Contemporaneous evidence from more mature family members who were better positioned to “comprehend and appreciate” the Prophet’s promises to Helen demonstrates that her statement reflects her misunderstanding of the blessings predicated on this sealing.

Just weeks after Helen Mar’s plural wedding to Joseph Smith, Helen’s father, Heber C. Kimball, in a July 10,1843, letter to her from Pittsburg, expressed concern for her soul, reminding her that salvation in the next life would depend on how she lived this life: “My child, remember the care that your dear father and mother have for your welfare in this life, that all may be done well, and that in view of eternal worlds, for that will depend upon what we do here, and how we do it.”14

Helen’s mother, Vilate, had written to Heber a month earlier on June 8, 1843: “I am yours in time and through all eternity. This blessing has been sealed upon us by the holy spirit of promise and cannot be broken only through transgression or committing a grosser crime than your heart or mine is capable of.”15 If fourteen-year-old Helen Mar understood her eternal sealing to the Prophet ensured her exaltation, she was apparently alone in this understanding.

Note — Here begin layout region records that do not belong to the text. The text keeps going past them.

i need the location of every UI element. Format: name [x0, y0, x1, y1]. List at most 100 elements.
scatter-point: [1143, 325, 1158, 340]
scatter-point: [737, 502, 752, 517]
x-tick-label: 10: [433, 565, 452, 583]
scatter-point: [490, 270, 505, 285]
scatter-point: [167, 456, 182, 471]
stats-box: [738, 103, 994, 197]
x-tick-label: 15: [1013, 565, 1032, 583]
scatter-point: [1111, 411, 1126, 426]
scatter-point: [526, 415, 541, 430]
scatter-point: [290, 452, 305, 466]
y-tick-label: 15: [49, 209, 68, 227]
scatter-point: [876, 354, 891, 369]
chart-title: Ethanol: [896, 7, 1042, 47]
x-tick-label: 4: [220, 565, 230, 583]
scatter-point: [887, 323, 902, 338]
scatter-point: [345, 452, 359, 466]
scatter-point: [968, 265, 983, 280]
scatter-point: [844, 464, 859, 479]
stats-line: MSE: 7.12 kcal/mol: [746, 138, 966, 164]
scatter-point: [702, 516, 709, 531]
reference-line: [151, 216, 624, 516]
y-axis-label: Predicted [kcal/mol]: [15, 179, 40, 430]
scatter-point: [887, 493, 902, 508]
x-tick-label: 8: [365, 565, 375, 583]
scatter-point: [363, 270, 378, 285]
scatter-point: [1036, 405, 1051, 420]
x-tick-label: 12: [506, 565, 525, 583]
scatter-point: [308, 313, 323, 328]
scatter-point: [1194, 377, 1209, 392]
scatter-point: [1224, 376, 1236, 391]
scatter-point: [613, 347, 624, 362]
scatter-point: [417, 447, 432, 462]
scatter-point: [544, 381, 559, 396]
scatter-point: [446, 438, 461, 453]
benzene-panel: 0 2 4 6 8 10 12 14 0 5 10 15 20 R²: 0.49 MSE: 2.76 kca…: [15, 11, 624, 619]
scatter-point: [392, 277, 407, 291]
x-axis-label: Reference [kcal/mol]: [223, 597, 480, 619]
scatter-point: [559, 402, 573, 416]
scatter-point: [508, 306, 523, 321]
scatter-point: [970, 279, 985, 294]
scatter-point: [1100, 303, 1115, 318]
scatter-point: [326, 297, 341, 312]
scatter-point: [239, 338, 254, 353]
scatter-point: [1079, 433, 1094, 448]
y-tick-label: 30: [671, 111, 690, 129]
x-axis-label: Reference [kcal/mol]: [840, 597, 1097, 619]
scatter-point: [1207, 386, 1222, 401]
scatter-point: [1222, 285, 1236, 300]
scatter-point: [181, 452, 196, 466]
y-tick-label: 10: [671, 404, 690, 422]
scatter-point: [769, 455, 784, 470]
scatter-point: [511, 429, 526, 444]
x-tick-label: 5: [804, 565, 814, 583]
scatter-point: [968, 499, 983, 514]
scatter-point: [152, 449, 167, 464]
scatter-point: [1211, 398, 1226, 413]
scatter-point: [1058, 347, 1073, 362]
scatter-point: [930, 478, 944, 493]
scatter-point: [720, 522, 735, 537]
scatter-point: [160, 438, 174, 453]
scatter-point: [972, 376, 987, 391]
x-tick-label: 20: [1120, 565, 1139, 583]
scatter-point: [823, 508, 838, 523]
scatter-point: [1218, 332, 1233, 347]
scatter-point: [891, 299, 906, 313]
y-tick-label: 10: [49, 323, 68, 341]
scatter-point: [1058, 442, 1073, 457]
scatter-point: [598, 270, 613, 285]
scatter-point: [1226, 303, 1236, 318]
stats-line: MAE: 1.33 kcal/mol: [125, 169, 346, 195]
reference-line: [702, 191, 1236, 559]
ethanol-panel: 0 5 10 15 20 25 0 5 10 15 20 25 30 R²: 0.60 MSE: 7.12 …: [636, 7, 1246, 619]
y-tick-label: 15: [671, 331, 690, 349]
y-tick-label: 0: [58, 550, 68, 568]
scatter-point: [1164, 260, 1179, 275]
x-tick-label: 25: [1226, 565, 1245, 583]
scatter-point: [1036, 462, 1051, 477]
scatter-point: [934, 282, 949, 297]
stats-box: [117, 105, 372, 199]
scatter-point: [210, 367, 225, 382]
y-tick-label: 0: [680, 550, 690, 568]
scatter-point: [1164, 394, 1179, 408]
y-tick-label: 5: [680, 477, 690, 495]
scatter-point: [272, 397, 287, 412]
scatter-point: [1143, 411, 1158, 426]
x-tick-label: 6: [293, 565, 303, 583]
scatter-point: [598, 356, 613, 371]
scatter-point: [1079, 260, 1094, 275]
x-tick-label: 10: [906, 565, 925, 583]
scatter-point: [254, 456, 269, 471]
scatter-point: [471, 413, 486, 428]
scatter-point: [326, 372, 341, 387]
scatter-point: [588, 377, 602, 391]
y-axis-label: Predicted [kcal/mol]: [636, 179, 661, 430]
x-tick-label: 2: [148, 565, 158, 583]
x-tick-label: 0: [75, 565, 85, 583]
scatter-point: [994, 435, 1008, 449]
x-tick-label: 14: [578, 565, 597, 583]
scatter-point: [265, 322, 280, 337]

Thirteen months after her sealing to the Prophet, he was killed. Years later she reflected:

I am thankful that He [Heavenly Father] has brought me through the furnace of affliction and that He has condescended to show me that the promises made to me the morning that I was sealed to the Prophet of God will not fail and I would not have the chain broken for I have had a view of the principle of eternal salvation and the perfect union which this sealing power will bring to the human family and with the help of our Heavenly Father I am determined to so live that I can claim those promises.16

Helen died in Salt Lake City, Utah, in 1896, a lifelong member of The Church of Jesus Christ of Latter-day Saints.

Notes for the Above

12   Helen Mar Kimball Whitney, “Autobiography, 30 March 1881,” MS 744, CHL. Typescript and copy of holograph reproduced in Jeni Broberg Holzapfel and Richard Neitzel Holzapfel, eds., A Woman’s View: Helen Mar Whitney’s Reminiscences of Early Church History(Provo, Utah: Religious Studies Center, Brigham Young University, 1997), 482–87. 
13   Helen Mar Whitney, Plural Marriage as Taught by the Prophet Joseph: A Reply to Joseph Smith, Editor of the Lamoni Iowa “Herald”(Salt Lake City: Juvenile Instructor Office, 1882), 37.
14   Heber Kimball to Helen Mar Kimball, July 10, 1843, reprinted in Helen Mar Kimball Whitney, “Scenes and Incidents in Nauvoo,”Woman’s Exponent 11, no. 5 (August 1, 1882): 39–40. See also Jeni Broberg Holzapfel and Richard Neitzel Holzapfel, eds., A Woman’s View: Helen Mar Whitney’s Reminiscences of Early Church History (Provo, Utah: Religious Studies Center, Brigham Young University, 1997), 198–99.
15   Vilate Kimball to Heber C. Kimball, June 8, 1843, CHL.
16   Helen Mar Kimball Whitney, “Autobiography, 30 March 1881,” MS 744, CHL. Typescript and copy of holograph reproduced in Jeni Broberg Holzapfel and Richard Neitzel Holzapfel, eds., A Woman’s View: Helen Mar Whitney’s Reminiscences of Early Church History(Provo, Utah: Religious Studies Center, BYU, 1997), 482–87.

A friend of mine on a facebook thread also made the following comment which is rather á propos:

Contrast Joseph Smith with John C. Bennett's "spiritual wifery" scheme and *actual* sexual predator activity.

Also, how many sexual predators have others witness their marriage ceremonies, and then command them to live the same law? How many sexual predators only marry the young daughters of other men after their fathers come up with the idea and ask them to?


While much more could be said about this issue, it is clear that this article on the 116pages blog is an utter travesty of the truth and reflective of shoddy “research” skills.